It’s mid November. Four new moons and five festivals—Lughnasaad, Mabon, Diwali, Halloween, Samhain—have come and gone since my last post. After vowing to be more consistent, I vanished after my third entry, stitched with roadside dust and the taste of adrenaline.
But maybe picking yourself back up and showing up again (and again), is its own kind of growth. Let this space be a living record, honoring both recovery and relapse.
I lost my car. I am not getting her back. My companion, my little anchor is not coming home. Since then, while I’ve been working on mobility, I have lost my routine and my endurance, bother literally and figuratively. I lost my momentum and, for a while, my words.
There’s a myth that writers must come back with something profound after the silence. I don’t have it yet. Or may be I do, but I haven’t identified it just yet? I’m living in liminality and I’m starting to believe that “not knowing” is the story.
I keep looking for some neat reflection or lesson I’m meant to wring from the mess. Maybe I’ve leaned into astrology too much searching for meaning, but the truth is: all I find is the ache of what’s different now. The days have changed—there’s anxiety in crossing the street, and a bus ride that takes an hour to cover what used to be a 15-minute drive, using the Go Train to be anywhere but in Hamilton. Even small things like grocery shopping are measured against the disappointment of having to choose between moving forward or waiting to be moved by something outside myself.
When you’ve lived for over a decade depending on such a resilient car, adapting to this speed is not easy. The transition from being able to lift 150 lbs to struggling to empty your dishwasher takes a real toll on your mental health.
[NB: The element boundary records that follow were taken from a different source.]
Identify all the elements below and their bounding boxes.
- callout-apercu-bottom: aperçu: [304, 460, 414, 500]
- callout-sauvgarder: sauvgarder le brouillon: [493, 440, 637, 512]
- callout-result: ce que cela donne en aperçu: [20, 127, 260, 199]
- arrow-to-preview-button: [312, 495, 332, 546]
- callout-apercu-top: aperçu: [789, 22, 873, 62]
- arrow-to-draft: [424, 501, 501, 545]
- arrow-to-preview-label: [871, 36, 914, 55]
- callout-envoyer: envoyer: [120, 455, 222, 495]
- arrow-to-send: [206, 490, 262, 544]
Truthfully, I’ve felt inconsistent, tired, and a little unmoored. I have written, but most of my work is on paper. It took me 3 weeks to type an essay on credentialism for my consulting site. And while I’ve been able to use my desk since early October, the personal blog became a question: When do I return? What am I even returning to?
So I decided to first write just to name the absence, to hold space for the in-between. Maybe showing up is the new consistency? All I can offer is this: I’m still here. Still sorting. Still adapting to yet another life change.
I’ll keep trying, especially when I don’t know what comes next. And if you’re reading, I thank you.